Really though, the focus is not on faith or death but on love, specifically the love that sustained L’Engle and Franklin through forty years of marriage.  I grew up surrounded by wonderful examples of healthy, supportive long-term relationships and so the lessons L’Engle notes are ones I grew up hearing, especially “a long-term marriage has to move beyond chemistry to compatibility, to friendship, to companionship.  It is certainly not that passion disappears, but that it is conjured with other ways of love.”  That evolution wasn’t always easy but L’Engle recognizes that the difficult years played just as much of a role in cementing their marriage as the happy ones:

Our love has been anything but perfect and anything but static.  Inevitably there have been times when one of us has outrun the other and has had to wait patiently for the other to catch up.  There have been times when we have misunderstood each other, demanded too much of each other, been insensitive to the other’s needs.  I do not believe there is any marriage where this does not happen.  The growth of love is not a straight line, but a series of hills and valleys.  I suspect that in every good marriage there are times when love seems to be over.  Sometimes these desert lines are simply the only way to the next oasis, which is far more lush and beautiful after the desert crossing than it could possibly have been without.
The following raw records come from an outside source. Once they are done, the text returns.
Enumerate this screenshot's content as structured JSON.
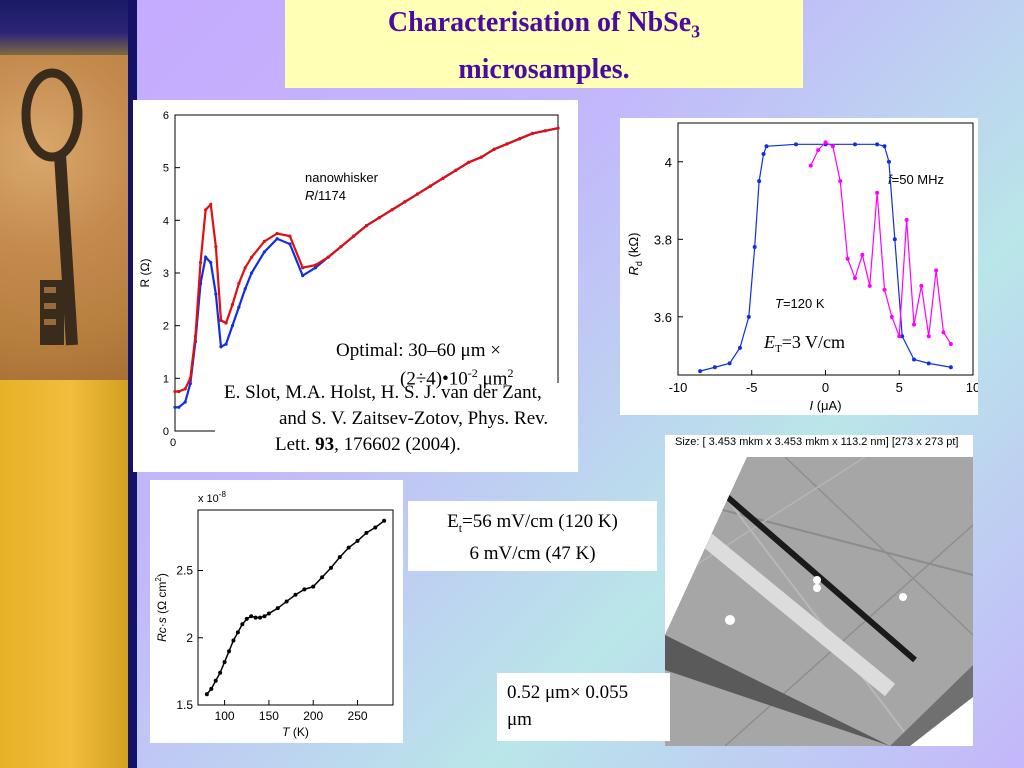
{
  "slide": {
    "title_line1": "Characterisation of NbSe",
    "title_sub": "3",
    "title_line2": "microsamples."
  },
  "texts": {
    "optimal_line1": "Optimal: 30–60 μm ×",
    "optimal_line2": "(2÷4)•10",
    "optimal_line2_exp": "-2",
    "optimal_line2_unit": " μm",
    "optimal_line2_unit_exp": "2",
    "ref_line1": "E. Slot, M.A. Holst, H. S. J. van der Zant,",
    "ref_line2": "and S. V. Zaitsev-Zotov, Phys. Rev.",
    "ref_line3_pre": "Lett. ",
    "ref_line3_bold": "93",
    "ref_line3_post": ", 176602 (2004).",
    "et_box_line1_pre": "E",
    "et_box_line1_sub": "t",
    "et_box_line1_post": "=56 mV/cm (120 K)",
    "et_box_line2": "6 mV/cm (47 K)",
    "size_box_line1": "0.52 μm× 0.055",
    "size_box_line2": "μm",
    "afm_header": "Size: [ 3.453 mkm x  3.453 mkm x  113.2 nm] [273 x 273 pt]"
  },
  "icons": {
    "key": "key-photo-icon"
  },
  "colors": {
    "title_text": "#4b0b9f",
    "title_bg": "#ffffb6",
    "series_red": "#e01010",
    "series_blue": "#1030e0",
    "series_magenta": "#ff00ff"
  },
  "chart_data": [
    {
      "type": "line",
      "ylabel": "R (Ω)",
      "annotation_line1": "nanowhisker",
      "annotation_line2": "R/1174",
      "ylim": [
        0,
        6
      ],
      "yticks": [
        "0",
        "1",
        "2",
        "3",
        "4",
        "5",
        "6"
      ],
      "xticks": [
        "0"
      ],
      "series": [
        {
          "color": "#e01010",
          "x": [
            0,
            3,
            8,
            12,
            16,
            20,
            24,
            28,
            32,
            36,
            40,
            45,
            50,
            55,
            60,
            70,
            80,
            90,
            100,
            110,
            120,
            130,
            140,
            150,
            160,
            170,
            180,
            190,
            200,
            210,
            220,
            230,
            240,
            250,
            260,
            270,
            280,
            290,
            300
          ],
          "y": [
            0.75,
            0.75,
            0.8,
            1.0,
            1.8,
            3.2,
            4.2,
            4.3,
            3.5,
            2.1,
            2.05,
            2.4,
            2.8,
            3.1,
            3.3,
            3.6,
            3.75,
            3.7,
            3.1,
            3.15,
            3.3,
            3.5,
            3.7,
            3.9,
            4.05,
            4.2,
            4.35,
            4.5,
            4.65,
            4.8,
            4.95,
            5.1,
            5.2,
            5.35,
            5.45,
            5.55,
            5.65,
            5.7,
            5.75
          ]
        },
        {
          "color": "#1030e0",
          "x": [
            0,
            3,
            8,
            12,
            16,
            20,
            24,
            28,
            32,
            36,
            40,
            45,
            50,
            55,
            60,
            70,
            80,
            90,
            100,
            110,
            120,
            130,
            140,
            150,
            160,
            170,
            180,
            190,
            200,
            210,
            220,
            230,
            240,
            250,
            260,
            270,
            280,
            290,
            300
          ],
          "y": [
            0.45,
            0.45,
            0.55,
            0.9,
            1.7,
            2.8,
            3.3,
            3.2,
            2.6,
            1.6,
            1.65,
            2.0,
            2.35,
            2.7,
            3.0,
            3.4,
            3.65,
            3.55,
            2.95,
            3.1,
            3.3,
            3.5,
            3.7,
            3.9,
            4.05,
            4.2,
            4.35,
            4.5,
            4.65,
            4.8,
            4.95,
            5.1,
            5.2,
            5.35,
            5.45,
            5.55,
            5.65,
            5.7,
            5.75
          ]
        }
      ]
    },
    {
      "type": "line",
      "xlabel": "I (μA)",
      "ylabel": "R",
      "ylabel_sub": "d",
      "ylabel_unit": " (kΩ)",
      "xlim": [
        -10,
        10
      ],
      "ylim": [
        3.45,
        4.1
      ],
      "xticks": [
        "-10",
        "-5",
        "0",
        "5",
        "10"
      ],
      "yticks": [
        "3.6",
        "3.8",
        "4"
      ],
      "annotation_f": "f=50 MHz",
      "annotation_T": "T=120 K",
      "annotation_E_pre": "E",
      "annotation_E_sub": "T",
      "annotation_E_post": "=3 V/cm",
      "series": [
        {
          "color": "#1030e0",
          "x": [
            -8.5,
            -7.5,
            -6.5,
            -5.8,
            -5.2,
            -4.8,
            -4.5,
            -4.2,
            -4,
            -2,
            0,
            2,
            3.5,
            4,
            4.3,
            4.7,
            5.2,
            6,
            7,
            8.5
          ],
          "y": [
            3.46,
            3.47,
            3.48,
            3.52,
            3.6,
            3.78,
            3.95,
            4.02,
            4.04,
            4.045,
            4.045,
            4.045,
            4.045,
            4.04,
            4.0,
            3.8,
            3.55,
            3.49,
            3.48,
            3.47
          ]
        },
        {
          "color": "#ff00ff",
          "x": [
            -1,
            -0.5,
            0,
            0.5,
            1,
            1.5,
            2,
            2.5,
            3,
            3.5,
            4,
            4.5,
            5,
            5.5,
            6,
            6.5,
            7,
            7.5,
            8,
            8.5
          ],
          "y": [
            3.99,
            4.03,
            4.05,
            4.04,
            3.95,
            3.75,
            3.7,
            3.76,
            3.68,
            3.92,
            3.67,
            3.6,
            3.55,
            3.85,
            3.58,
            3.68,
            3.55,
            3.72,
            3.56,
            3.53
          ]
        }
      ]
    },
    {
      "type": "scatter",
      "xlabel": "T (K)",
      "ylabel": "R",
      "ylabel_rest": "c·s",
      "ylabel_unit": " (Ω cm",
      "ylabel_unit_exp": "2",
      "ylabel_close": ")",
      "multiplier": "x 10",
      "multiplier_exp": "-8",
      "xlim": [
        70,
        290
      ],
      "ylim": [
        1.5,
        2.95
      ],
      "xticks": [
        "100",
        "150",
        "200",
        "250"
      ],
      "yticks": [
        "1.5",
        "2",
        "2.5"
      ],
      "series": [
        {
          "color": "#000000",
          "x": [
            80,
            85,
            90,
            95,
            100,
            105,
            110,
            115,
            120,
            125,
            130,
            135,
            140,
            145,
            150,
            160,
            170,
            180,
            190,
            200,
            210,
            220,
            230,
            240,
            250,
            260,
            270,
            280
          ],
          "y": [
            1.58,
            1.62,
            1.68,
            1.74,
            1.82,
            1.9,
            1.98,
            2.04,
            2.1,
            2.14,
            2.16,
            2.15,
            2.15,
            2.16,
            2.18,
            2.22,
            2.27,
            2.32,
            2.36,
            2.38,
            2.45,
            2.52,
            2.6,
            2.67,
            2.72,
            2.78,
            2.82,
            2.87
          ]
        }
      ]
    }
  ]
}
Throughout the book, L’Engle embraces all that life has to offer, both the joys and the pains.  I was struck by the warmth and love that filled her life, obviously in her marriage but also in the close bonds she maintained with her three children and grandchildren, and her many friends and godchildren.  She and Franklin seem to have had a gift for loving and accepting others and there was a real sense of tenderness in all their relationships, both the long term ones and even the short term ones with Franklin’s dedicated team of nurses and doctors.  I was left with a longing to belong to the Franklin/L’Engle circle of friends – it sounds like a wonderful group to be part of and their marriage, rock solid but always evolving, was at the heart of it.